There are many people that are silently watching the progress of Haiku on the side (the website alone has roughly 1.5K registered users) who are not actively contributing to the project in any tangible form. An event like Waltercon could be what some of these people to become active contributors. You have to make it worth for them to attend and you give them the training that they would need. Some of them could be returnees (like Ryan), but there could be a lot more that are new to Haiku (but not to software development or even to BeOS).
One more audience profile to target should be students. Among students you have a great pool of young people that eager to learn new things and are full of energy and time. Haiku could leverage the fact that it has 8 GSoC students this year, and and outreach to students with a challenge to start getting engaged now with Haiku to increase position themselves as candidates for GSoC 2008. These could become the next generation of Haiku developers.
I'm with Michael on his 3 points regarding who goes to conferences and who pays. That's why I insisted on mentioning professional developers - those are people who would potentially attend a conference as their first introduction to Haiku - but the time is not right for them yet. I now believe that WC07 can be successful but only by engaging the regulars.
I don't think this necessarily applies for small scale open source conferences with a niche focus. If WC is held in Europe, you and Michael could be for a surprise. :)

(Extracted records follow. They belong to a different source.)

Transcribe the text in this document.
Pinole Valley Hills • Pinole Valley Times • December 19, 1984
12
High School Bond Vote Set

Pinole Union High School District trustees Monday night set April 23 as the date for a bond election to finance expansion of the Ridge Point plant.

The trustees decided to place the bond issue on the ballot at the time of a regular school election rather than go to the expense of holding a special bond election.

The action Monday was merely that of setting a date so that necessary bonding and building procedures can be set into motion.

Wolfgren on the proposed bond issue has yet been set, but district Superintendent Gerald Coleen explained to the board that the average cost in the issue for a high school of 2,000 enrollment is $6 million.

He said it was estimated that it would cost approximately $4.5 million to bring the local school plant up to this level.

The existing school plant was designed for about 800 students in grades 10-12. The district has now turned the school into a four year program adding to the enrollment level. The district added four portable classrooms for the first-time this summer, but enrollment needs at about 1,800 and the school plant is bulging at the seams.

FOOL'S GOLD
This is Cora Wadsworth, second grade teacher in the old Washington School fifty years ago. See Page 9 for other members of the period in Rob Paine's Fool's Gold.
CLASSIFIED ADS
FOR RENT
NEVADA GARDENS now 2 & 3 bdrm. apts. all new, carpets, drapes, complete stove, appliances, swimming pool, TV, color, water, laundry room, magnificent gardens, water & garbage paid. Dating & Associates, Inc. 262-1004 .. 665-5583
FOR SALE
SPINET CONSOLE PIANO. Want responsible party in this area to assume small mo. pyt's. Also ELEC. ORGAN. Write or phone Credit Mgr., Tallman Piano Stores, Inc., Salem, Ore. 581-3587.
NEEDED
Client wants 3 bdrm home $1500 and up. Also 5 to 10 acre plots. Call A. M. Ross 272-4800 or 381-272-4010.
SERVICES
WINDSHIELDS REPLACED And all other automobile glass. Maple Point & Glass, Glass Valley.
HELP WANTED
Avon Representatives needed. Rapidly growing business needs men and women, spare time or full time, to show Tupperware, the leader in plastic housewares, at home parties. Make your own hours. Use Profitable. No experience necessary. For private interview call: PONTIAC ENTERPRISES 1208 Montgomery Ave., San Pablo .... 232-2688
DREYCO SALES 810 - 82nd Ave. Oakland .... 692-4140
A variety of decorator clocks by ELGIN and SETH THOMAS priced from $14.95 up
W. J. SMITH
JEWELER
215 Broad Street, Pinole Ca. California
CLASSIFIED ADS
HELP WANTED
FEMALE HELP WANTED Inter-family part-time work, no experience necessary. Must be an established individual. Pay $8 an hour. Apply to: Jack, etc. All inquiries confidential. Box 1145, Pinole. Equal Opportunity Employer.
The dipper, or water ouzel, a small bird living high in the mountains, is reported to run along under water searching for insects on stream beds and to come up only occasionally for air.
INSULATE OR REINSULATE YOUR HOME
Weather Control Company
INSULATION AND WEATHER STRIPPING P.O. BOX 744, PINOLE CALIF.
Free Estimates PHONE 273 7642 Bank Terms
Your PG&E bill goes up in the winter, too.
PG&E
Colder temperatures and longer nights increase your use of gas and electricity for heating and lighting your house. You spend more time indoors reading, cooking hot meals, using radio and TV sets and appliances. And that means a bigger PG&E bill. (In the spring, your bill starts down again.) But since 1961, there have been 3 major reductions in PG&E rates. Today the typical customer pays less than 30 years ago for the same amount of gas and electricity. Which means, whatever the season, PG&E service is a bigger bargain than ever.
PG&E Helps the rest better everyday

Given Europe's ease of mobility and relatively economic transportation, it is not unreasonable to think that people from one country will attend a conference in another. Granted, there are always budget and timing considerations; but before anyone would even entertain the idea of attending such an event, it has to have value that is worthy. This is a prerequisite: if the event itself is not perceived to have value, then people will not show up even if they had the time and money.
There is one more thing that plays in favor of WC. In the case of Linux, for example, people have plenty of face-to-face venues to choose from, including many local LUGs and regional conferences. In the case of Haiku, WC/BG are the only ones; it's either there or nowhere.